State Individual Income Tax Rates and Brackets for 2016

February 08, 2016

Key Findings

  • Individual income taxes are a major source of state government revenue, accounting for 37 percent of state tax collections.
  • Forty-three states levy individual income taxes. Forty-one tax wage and salary income, while two states—New Hampshire and Tennessee—exclusively tax dividend and interest income. Seven states levy no income tax at all.
  • Of those states taxing wages, eight have single-rate tax structures, with one rate applying to all taxable income. Conversely, 33 states levy graduated-rate income taxes, with the number of brackets varying widely by state. 
  • States’ approaches to income taxes vary in other details as well. Some states double their single-bracket widths for married filers to avoid the “marriage penalty.” Some states index tax brackets, exemptions, and deductions for inflation; many others do not. Some states tie their standard deductions and personal exemptions to the federal tax code, while others set their own or offer none at all. 

Individual income taxes are a major source of state government revenue, accounting for 27 percent of state tax collections.[1] Their prominence in public policy considerations is further enhanced by the fact that individuals are directly responsible for filing their income taxes, in contrast to the indirect payment of sales and excise taxes. To many taxpayers, the personal income tax is practically synonymous with their own tax burdens.

Forty-three states levy individual income taxes. Forty-one tax wage and salary income, while two states—New Hampshire and Tennessee—exclusively tax dividend and interest income. Seven states levy no income tax at all.

Of those states taxing wages, eight have single-rate tax structures, with one rate applying to all taxable income. Conversely, 33 states levy graduated-rate income taxes, with the number of brackets varying widely by state. Kansas, for example, imposes a two-bracket income tax system. At the other end of the spectrum, two states—California, and Missouri-- have 10 tax brackets. Top marginal rates range from Pennsylvania’s 3.07 percent to California’s 13.3 percent.

In some states, a large number of brackets are clustered within a narrow income band; Missouri taxpayers reach the state’s tenth and highest bracket at $9,001 in annual income. In other states, the top marginal rate kicks in at $500,000 (New Jersey) or even $1,000,000 (California, if one counts the state’s “millionaire’s tax” surcharge).

States’ approaches to income taxes vary in other details as well. Some states double their single-bracket widths for married filers to avoid the “marriage penalty.” Some states index tax brackets, exemptions, and deductions for inflation; many others do not. Some states tie their standard deductions and personal exemptions to the federal tax code, while others set their own or offer none at all. In the following table, we provide the most up-to-date data available on state individual income tax rates, brackets, standard deductions, and personal exemptions for both single and joint filers.
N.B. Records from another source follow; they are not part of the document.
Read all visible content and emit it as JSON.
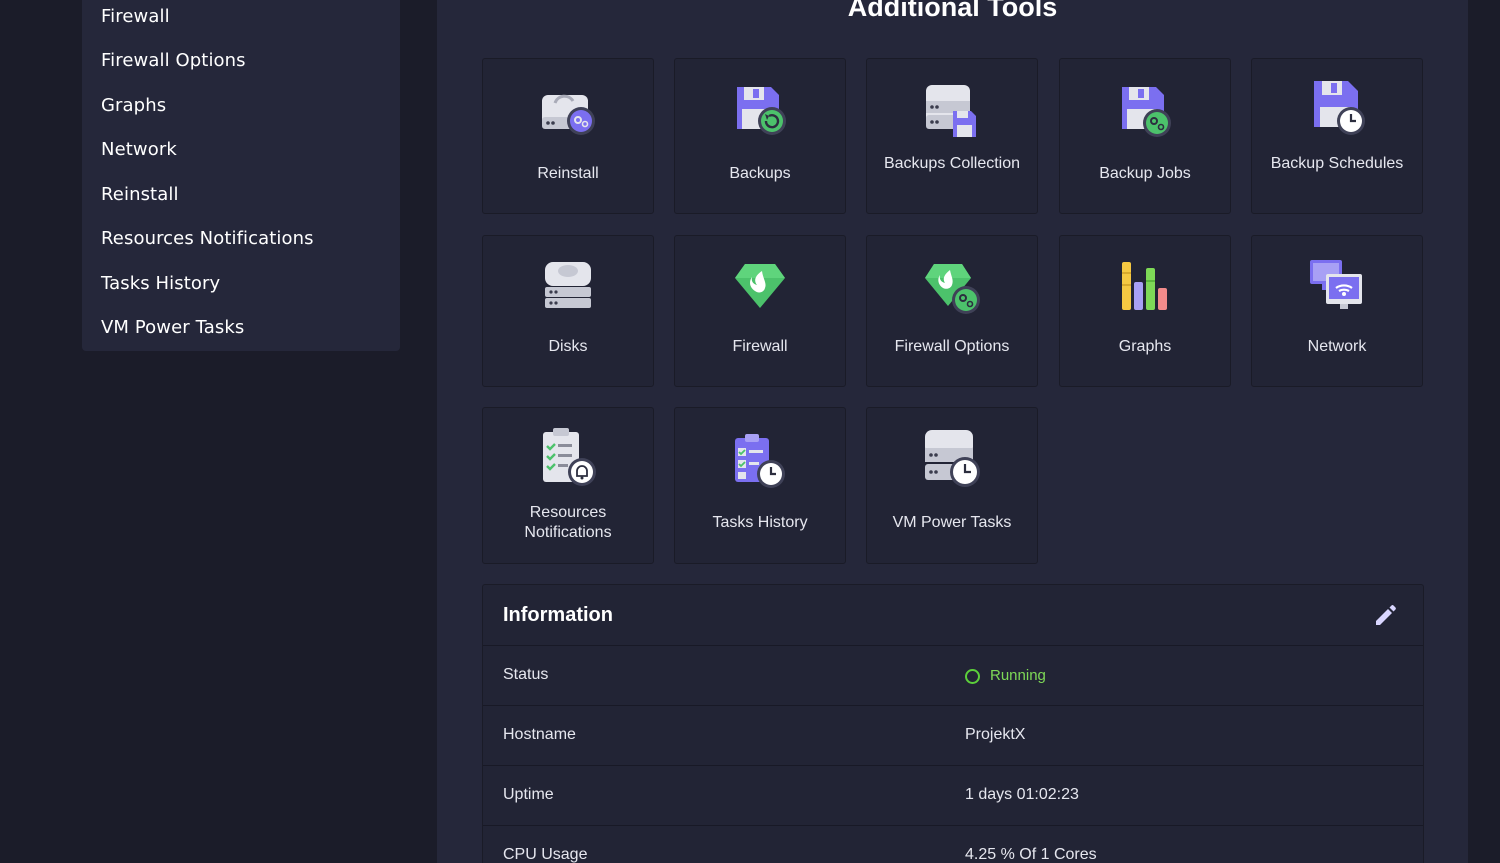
{
  "sidebar": {
    "items": [
      {
        "label": "Firewall"
      },
      {
        "label": "Firewall Options"
      },
      {
        "label": "Graphs"
      },
      {
        "label": "Network"
      },
      {
        "label": "Reinstall"
      },
      {
        "label": "Resources Notifications"
      },
      {
        "label": "Tasks History"
      },
      {
        "label": "VM Power Tasks"
      }
    ]
  },
  "main": {
    "title": "Additional Tools",
    "tools": [
      {
        "label": "Reinstall",
        "icon": "reinstall-icon"
      },
      {
        "label": "Backups",
        "icon": "backups-icon"
      },
      {
        "label": "Backups Collection",
        "icon": "backups-collection-icon"
      },
      {
        "label": "Backup Jobs",
        "icon": "backup-jobs-icon"
      },
      {
        "label": "Backup Schedules",
        "icon": "backup-schedules-icon"
      },
      {
        "label": "Disks",
        "icon": "disks-icon"
      },
      {
        "label": "Firewall",
        "icon": "firewall-icon"
      },
      {
        "label": "Firewall Options",
        "icon": "firewall-options-icon"
      },
      {
        "label": "Graphs",
        "icon": "graphs-icon"
      },
      {
        "label": "Network",
        "icon": "network-icon"
      },
      {
        "label": "Resources Notifications",
        "icon": "resources-notifications-icon"
      },
      {
        "label": "Tasks History",
        "icon": "tasks-history-icon"
      },
      {
        "label": "VM Power Tasks",
        "icon": "vm-power-tasks-icon"
      }
    ]
  },
  "info": {
    "title": "Information",
    "edit_icon": "pencil-icon",
    "rows": [
      {
        "key": "Status",
        "value": "Running"
      },
      {
        "key": "Hostname",
        "value": "ProjektX"
      },
      {
        "key": "Uptime",
        "value": "1 days 01:02:23"
      },
      {
        "key": "CPU Usage",
        "value": "4.25 % Of 1 Cores"
      }
    ]
  },
  "colors": {
    "background": "#1b1c29",
    "panel": "#25273a",
    "tile": "#222435",
    "status_running": "#7ed957",
    "accent_purple": "#7b6ff0",
    "accent_green": "#4cc26b"
  }
}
Notable Individual Income Tax Changes in 2016

Several states changed key features of their individual income tax codes between 2015 and 2016. These changes include:

  • Arkansas lowered its top marginal rate from 7 percent to 6.9 percent on income over $35,100.  Also, it adopted a new tax schedule for individuals earning between $21,000 and $75,000 in income. The state now has three tax schedules, with differing rates, depending on income.[2]
  • Temporary tax increases expired in Hawaii. The three top rate brackets were eliminated, and the top marginal rate fell from 11 percent to 8.25 percent.[3]
  • Maine lowered tax rates and added a third tax bracket. Rates were cut from 6.5 and 7.95 percent to 5.8, 6.75, and 7.15 percent.[4]
  • Massachusetts’s rate fell from 5.15 percent to 5.1 percent.[5]
  • Ohio’s tax rates decreased with the top marginal rate falling from 5.333 to 4.997 percent.[6]

Errata: The original edition of this piece misstated the percentage of tax revenue that comes from individual income taxes. It has been corrected. 

[1] “State and Local Government Finance, Fiscal Year 2013.” Census Bureau. 2015. http://www.census.gov/govs/local/.

[2] Malm, Liz. “Arkansas Lawmakers Enact (Complicated) Middle Class Tax Cut.” Tax Foundation. March 9, 2015. http://taxfoundation.org/blog/arkansas-lawmakers-enact-complicated-middle-class-tax-cut.

[3] Yamachika, Tom. “Year End Tax Planning Tips.” Tax Foundation of Hawaii. November 23, 2015. http://www.tfhawaii.org/wordpress/blog/2015/11/year-end-tax-planning-tips/.

[4] Mistler, Steve. “After Long, Fierce Fight, Maine Gets a Budget and Avoids a Shutdown.” Portland Press Herald. June 30, 2015. http://www.pressherald.com/2015/06/30/house-overrides-lepage-budget-veto/.

[5] “Massachusetts Tax Rates.” Massachusetts Department of Revenue. 2016. http://www.mass.gov/dor/all-taxes/tax-rate-table.html.

[6] Tax Rates, Ohio Code, 57(2016), §5747.02(3).